U.S. gas use has already been reduced for months by the ongoing outage at the Freeport LNG export plant in Texas which has left more gas in the United States for utilities to inject into stockpiles for next winter.
Freeport, the second-biggest U.S. LNG export plant, was consuming about 2 billion cubic feet per day (bcfd) of gas before it shut on June 8. Freeport LNG expects the facility to return to at least partial service in early to mid-November.
In Puerto Rico, meanwhile, LUMA Energy was slowly restoring electric service after Hurricane Fiona caused an island-wide power outage on Sunday.
Front-month gas futures fell 3.5 cents, or 0.5%, to settle at $7.717 per million British thermal units (mmBtu), their lowest close since Aug. 8 for a third day in a row.
That was also the first time the front-month declined for four consecutive days since December 2021.
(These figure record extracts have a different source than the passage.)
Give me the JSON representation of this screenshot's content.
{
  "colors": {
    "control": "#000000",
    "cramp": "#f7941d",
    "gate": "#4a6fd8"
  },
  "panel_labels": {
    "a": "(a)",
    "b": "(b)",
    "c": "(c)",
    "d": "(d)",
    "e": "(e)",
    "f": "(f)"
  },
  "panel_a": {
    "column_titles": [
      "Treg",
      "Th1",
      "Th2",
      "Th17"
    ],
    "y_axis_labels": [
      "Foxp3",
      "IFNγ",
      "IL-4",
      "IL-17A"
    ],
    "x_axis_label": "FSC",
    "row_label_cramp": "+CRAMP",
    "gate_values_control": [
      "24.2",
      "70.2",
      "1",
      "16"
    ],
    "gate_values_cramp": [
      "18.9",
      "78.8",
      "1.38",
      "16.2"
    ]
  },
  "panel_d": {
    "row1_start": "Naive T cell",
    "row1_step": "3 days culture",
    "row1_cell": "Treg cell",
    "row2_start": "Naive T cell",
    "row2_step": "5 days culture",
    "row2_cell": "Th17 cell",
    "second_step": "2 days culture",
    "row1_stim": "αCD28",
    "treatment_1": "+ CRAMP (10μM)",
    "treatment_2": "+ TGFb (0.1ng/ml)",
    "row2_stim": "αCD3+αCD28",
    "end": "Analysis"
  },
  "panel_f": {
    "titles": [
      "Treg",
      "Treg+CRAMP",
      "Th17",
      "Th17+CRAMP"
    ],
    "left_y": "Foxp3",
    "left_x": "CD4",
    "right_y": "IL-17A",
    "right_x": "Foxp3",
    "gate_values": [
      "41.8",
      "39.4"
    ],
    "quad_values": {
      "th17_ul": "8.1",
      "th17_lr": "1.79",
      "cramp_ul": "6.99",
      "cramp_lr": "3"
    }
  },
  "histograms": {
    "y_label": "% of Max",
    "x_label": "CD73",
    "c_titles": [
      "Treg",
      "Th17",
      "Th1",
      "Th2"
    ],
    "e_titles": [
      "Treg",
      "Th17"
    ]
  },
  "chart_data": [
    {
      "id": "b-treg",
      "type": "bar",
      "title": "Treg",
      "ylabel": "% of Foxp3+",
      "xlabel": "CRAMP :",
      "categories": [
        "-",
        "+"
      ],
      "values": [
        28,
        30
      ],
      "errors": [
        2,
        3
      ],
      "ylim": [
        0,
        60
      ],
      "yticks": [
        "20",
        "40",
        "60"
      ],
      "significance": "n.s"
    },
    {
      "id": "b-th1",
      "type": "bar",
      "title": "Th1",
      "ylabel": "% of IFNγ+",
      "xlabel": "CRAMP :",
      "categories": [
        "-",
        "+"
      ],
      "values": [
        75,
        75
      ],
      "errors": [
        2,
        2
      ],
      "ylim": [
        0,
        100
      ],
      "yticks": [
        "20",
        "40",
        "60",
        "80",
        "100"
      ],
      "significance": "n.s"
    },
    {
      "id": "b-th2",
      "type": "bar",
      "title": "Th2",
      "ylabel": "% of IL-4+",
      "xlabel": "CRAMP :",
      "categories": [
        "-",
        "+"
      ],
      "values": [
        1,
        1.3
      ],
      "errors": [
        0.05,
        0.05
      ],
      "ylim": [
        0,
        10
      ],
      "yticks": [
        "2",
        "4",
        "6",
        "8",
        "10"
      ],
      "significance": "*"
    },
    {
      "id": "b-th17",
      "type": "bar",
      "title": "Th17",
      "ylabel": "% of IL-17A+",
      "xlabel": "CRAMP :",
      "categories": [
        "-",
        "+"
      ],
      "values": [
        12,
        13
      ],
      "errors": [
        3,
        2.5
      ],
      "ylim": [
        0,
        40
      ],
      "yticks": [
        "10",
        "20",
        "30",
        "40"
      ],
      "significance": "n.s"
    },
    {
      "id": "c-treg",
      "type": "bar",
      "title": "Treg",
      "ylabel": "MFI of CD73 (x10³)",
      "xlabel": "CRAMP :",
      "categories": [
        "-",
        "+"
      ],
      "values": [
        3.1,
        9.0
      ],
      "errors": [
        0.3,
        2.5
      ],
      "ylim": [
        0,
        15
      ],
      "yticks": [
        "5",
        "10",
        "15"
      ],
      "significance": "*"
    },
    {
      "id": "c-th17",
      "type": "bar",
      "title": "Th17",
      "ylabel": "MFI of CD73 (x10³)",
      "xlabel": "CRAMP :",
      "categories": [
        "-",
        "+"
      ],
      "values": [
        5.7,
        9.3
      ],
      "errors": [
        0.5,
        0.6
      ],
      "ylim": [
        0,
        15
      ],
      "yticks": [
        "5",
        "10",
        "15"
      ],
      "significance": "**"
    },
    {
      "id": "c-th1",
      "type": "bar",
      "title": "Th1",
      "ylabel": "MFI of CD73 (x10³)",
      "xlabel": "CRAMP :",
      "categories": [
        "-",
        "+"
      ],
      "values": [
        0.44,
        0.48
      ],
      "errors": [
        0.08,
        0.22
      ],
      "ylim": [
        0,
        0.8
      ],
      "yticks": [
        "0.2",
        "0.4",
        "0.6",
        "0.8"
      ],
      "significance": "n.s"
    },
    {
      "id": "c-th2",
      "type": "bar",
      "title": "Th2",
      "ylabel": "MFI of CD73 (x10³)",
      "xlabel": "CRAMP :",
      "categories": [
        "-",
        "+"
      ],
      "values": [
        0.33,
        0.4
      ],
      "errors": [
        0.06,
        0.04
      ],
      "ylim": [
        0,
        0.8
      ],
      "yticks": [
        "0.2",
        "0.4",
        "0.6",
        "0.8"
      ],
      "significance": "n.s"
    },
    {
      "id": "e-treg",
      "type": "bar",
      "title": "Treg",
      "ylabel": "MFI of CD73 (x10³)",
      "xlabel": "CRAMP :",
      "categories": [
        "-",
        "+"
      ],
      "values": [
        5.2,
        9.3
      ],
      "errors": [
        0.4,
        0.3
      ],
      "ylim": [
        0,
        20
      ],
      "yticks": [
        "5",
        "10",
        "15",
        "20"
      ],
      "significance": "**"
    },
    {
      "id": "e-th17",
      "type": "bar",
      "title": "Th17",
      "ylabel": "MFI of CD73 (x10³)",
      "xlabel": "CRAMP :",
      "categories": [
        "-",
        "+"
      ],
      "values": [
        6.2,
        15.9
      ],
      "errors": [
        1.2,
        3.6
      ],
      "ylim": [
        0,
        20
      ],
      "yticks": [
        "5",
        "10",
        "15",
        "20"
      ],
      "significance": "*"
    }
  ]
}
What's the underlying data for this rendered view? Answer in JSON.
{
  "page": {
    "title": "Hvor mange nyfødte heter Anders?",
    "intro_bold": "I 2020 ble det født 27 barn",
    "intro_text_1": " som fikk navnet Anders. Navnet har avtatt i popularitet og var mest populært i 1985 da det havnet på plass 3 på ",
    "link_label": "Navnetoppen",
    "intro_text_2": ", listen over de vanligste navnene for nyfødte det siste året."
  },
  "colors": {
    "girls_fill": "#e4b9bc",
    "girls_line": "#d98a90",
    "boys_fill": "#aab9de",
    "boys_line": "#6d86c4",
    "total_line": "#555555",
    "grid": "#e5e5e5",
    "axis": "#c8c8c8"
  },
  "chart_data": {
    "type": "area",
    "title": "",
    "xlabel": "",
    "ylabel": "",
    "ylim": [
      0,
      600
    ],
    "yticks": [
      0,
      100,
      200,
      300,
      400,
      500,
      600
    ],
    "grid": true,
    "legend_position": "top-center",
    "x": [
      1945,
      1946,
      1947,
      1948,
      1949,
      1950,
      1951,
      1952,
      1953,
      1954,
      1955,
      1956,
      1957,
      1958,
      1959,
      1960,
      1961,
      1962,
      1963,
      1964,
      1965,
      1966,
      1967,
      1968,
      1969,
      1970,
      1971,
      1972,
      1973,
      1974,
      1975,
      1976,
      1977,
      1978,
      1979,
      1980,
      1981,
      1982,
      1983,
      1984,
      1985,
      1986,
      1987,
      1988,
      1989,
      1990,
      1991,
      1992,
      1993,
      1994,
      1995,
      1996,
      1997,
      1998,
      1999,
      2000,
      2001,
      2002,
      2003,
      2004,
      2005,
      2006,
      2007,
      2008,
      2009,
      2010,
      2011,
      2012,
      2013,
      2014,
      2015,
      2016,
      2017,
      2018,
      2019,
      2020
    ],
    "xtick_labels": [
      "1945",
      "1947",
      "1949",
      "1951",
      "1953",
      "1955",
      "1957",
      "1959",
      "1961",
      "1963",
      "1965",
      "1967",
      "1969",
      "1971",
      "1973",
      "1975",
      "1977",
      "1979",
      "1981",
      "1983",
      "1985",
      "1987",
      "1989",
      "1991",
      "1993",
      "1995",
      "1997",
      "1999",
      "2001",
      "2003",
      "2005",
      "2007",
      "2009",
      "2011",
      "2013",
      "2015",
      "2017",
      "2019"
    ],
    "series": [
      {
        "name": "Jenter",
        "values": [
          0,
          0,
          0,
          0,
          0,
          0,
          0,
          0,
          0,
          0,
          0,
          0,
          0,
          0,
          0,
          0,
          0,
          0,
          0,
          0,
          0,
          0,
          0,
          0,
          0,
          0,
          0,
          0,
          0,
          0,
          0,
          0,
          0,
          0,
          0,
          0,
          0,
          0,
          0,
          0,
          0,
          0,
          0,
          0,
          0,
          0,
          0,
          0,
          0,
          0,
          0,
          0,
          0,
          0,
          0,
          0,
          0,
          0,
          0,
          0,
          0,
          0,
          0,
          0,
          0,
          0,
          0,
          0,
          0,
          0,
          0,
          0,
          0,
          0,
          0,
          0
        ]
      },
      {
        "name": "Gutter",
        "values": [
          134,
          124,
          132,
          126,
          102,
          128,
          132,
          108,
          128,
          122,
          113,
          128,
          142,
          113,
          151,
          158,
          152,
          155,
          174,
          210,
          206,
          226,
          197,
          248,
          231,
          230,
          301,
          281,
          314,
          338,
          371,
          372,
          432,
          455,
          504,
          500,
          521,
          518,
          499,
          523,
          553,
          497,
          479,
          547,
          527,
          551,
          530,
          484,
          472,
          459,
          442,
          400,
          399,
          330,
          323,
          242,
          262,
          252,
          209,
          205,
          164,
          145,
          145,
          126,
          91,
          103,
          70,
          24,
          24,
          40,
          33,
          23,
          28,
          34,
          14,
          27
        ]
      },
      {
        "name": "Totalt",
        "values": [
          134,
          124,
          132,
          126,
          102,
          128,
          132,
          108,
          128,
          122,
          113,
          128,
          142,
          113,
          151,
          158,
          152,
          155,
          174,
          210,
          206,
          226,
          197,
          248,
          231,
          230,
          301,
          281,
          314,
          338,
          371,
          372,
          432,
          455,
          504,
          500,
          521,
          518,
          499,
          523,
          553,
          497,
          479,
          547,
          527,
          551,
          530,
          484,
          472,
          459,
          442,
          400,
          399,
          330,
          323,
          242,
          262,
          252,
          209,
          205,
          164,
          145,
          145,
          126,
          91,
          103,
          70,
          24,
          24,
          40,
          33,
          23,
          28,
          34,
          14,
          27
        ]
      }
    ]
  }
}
In the spot gas market, the premium of the Henry Hub benchmark in Louisiana over the Waha hub in the Permian Shale in Texas rose to $2.71 per mmBtu on Tuesday, its highest since October 2020 as pipeline maintenance limits the amount of gas that can exit the Waha producing basin.
That compares with an average premium of Henry Hub over Waha of $1.30 per mmBtu so far in September, 63 cents so far in 2022, $1.33 in 2021 and a five-year (2016-2020) average of 80 cents.
Despite recent declines, gas futures were still up about 107% so far this year as higher prices in Europe and Asia keep demand for U.S. LNG exports strong. Global gas prices have soared due to supply disruptions and sanctions linked to Russia’s Feb. 24 invasion of Ukraine.
Gas was trading around $56 per mmBtu in Europe and $43 in Asia. That was a 9% increase in European prices.
Russian gas exports via the three main lines into Germany – Nord Stream 1 (Russia-Germany), Yamal (Russia-Belarus-Poland-Germany) and the Russia-Ukraine-Slovakia-Czech Republic-Germany route – have averaged just 1.3 bcfd so far in September, down from 2.5 bcfd in August and 10.8 bcfd in September 2021.
U.S. gas futures lag far behind global prices because the United States is the world’s top producer with all the fuel it needs for domestic use, while capacity constraints and the Freeport outage prevent the country from exporting more LNG.
Data provider Refinitiv said average gas output in the U.S. Lower 48 states rose to 98.9 bcfd so far in September from a record 98.0 bcfd in August.
With the coming of cooler autumn weather, Refinitiv projected average U.S. gas demand, including exports, would slip from 91.6 bcfd this week to 90.1 bcfd next week. The forecast for next week was a little lower than Refinitiv’s outlook on Monday.
The average amount of gas flowing to U.S. LNG export plants rose to 11.3 bcfd so far in September from 11.0 bcfd in August. That compares with a monthly record of 12.9 bcfd in March. The seven big U.S. export plants can turn about 13.8 bcfd of gas into LNG.